New high school – After almost 100 years, Union City got a new high school. Aptly called “Union City High School,” it became home of the UC Soaring Eagles and brought students from Union Hill and Emerson High School into one large five-floor facility with a new rooftop stadium at a cost of $136 million to construct.
During the opening day gala event for the school, controversy ensued. Cucu Diamantes, a well known Cuban singer, was asked not to perform via a letter sent by the school board’s attorney because Diamantes had previously been involved in a “Paz sin Fronteras” (Peace Without Borders) concert in Havana, Cuba a few days earlier, and anti-Castro activists threatened a protest. Though the concert continued with other entertainers, the story was one of the most commented-on in Union City.


You only turn 150 once – Weehawken celebrated its 150th anniversary this year. Officially incorporated on March 15, 1859, the kick-off of celebrations at the Weehawken High School Auditorium included a reenactment of the first town meeting, complete with costumes of the period.


Guttenberg and Weehawken celebrated their 150th anniversaries.

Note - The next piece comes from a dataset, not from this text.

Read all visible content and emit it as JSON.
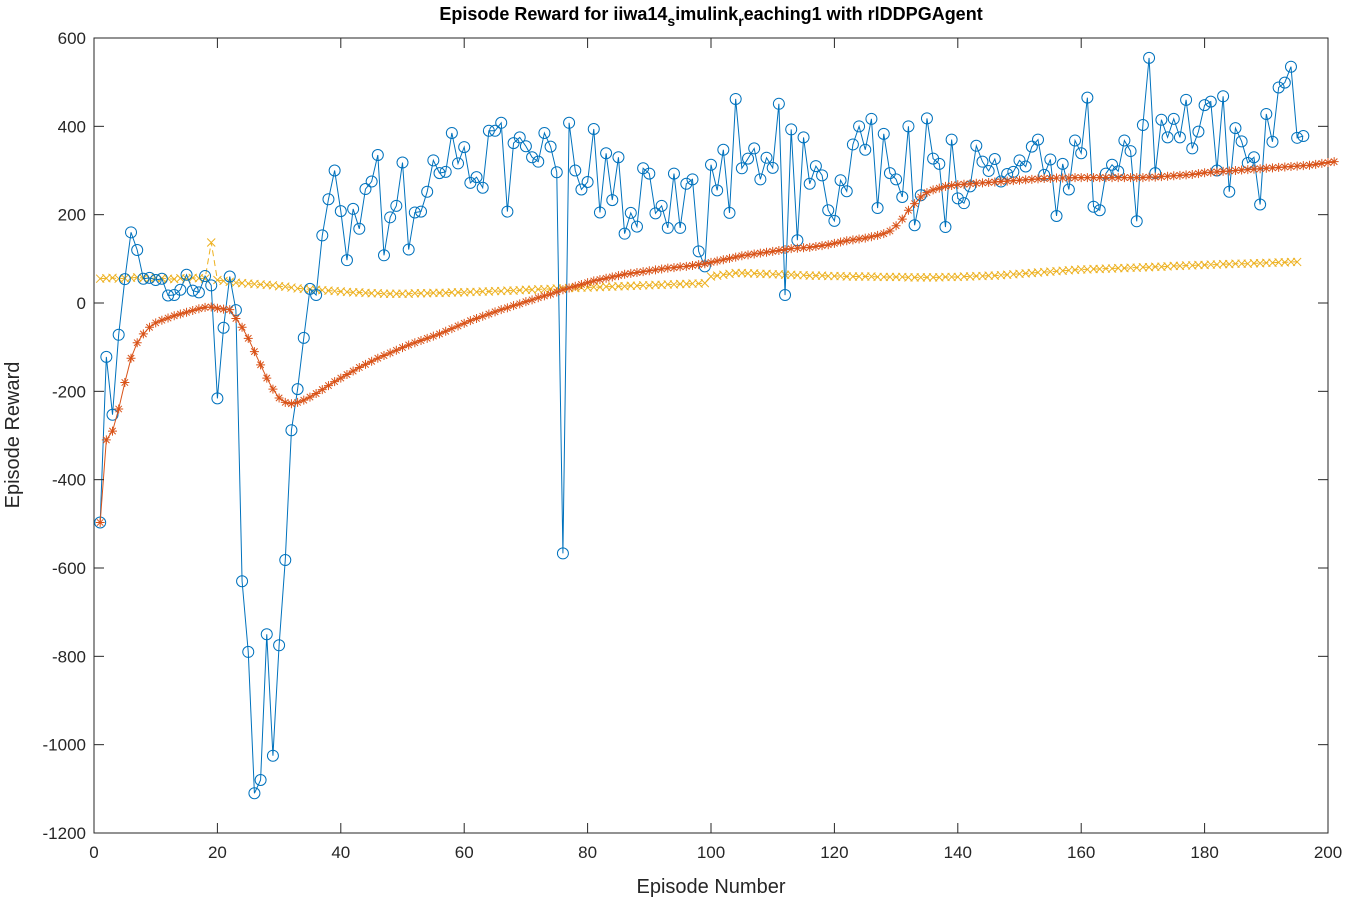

As the year progressed, the township held a sesquicentennial parade and offered acknowledgement awards to the oldest living resident, families who had lived in the township the longest, and residents who were born in the township. The anniversary also inspired a book titled “Weehawken: Images of America.”

West New York

Taxes, a recall, and belly-bumping – In West New York, a 27 percent tax increase led the township to ask for a state monitor to help oversee the township’s finances throughout the year.
The tax increase also led to citizen protests and a petition drive by Dr. Felix Roque, who wanted to recall Mayor Silverio “Sal” Vega. Vega is up for reelection in May, but Roque is hoping to recall him earlier. In December, his attempts to force a recall election were thwarted when many signatures on a petition were determined to be invalid.
The tensions between both sides have led to some police involvement this year. In one case, resident and business owner Dr. Antonio Gines claimed that Commissioner Gerald Lange – an ally of Vega – came to his place of business and cornered him because he put up political signage on his vehicles. Video surveillance showed a confrontation. No one was arrested.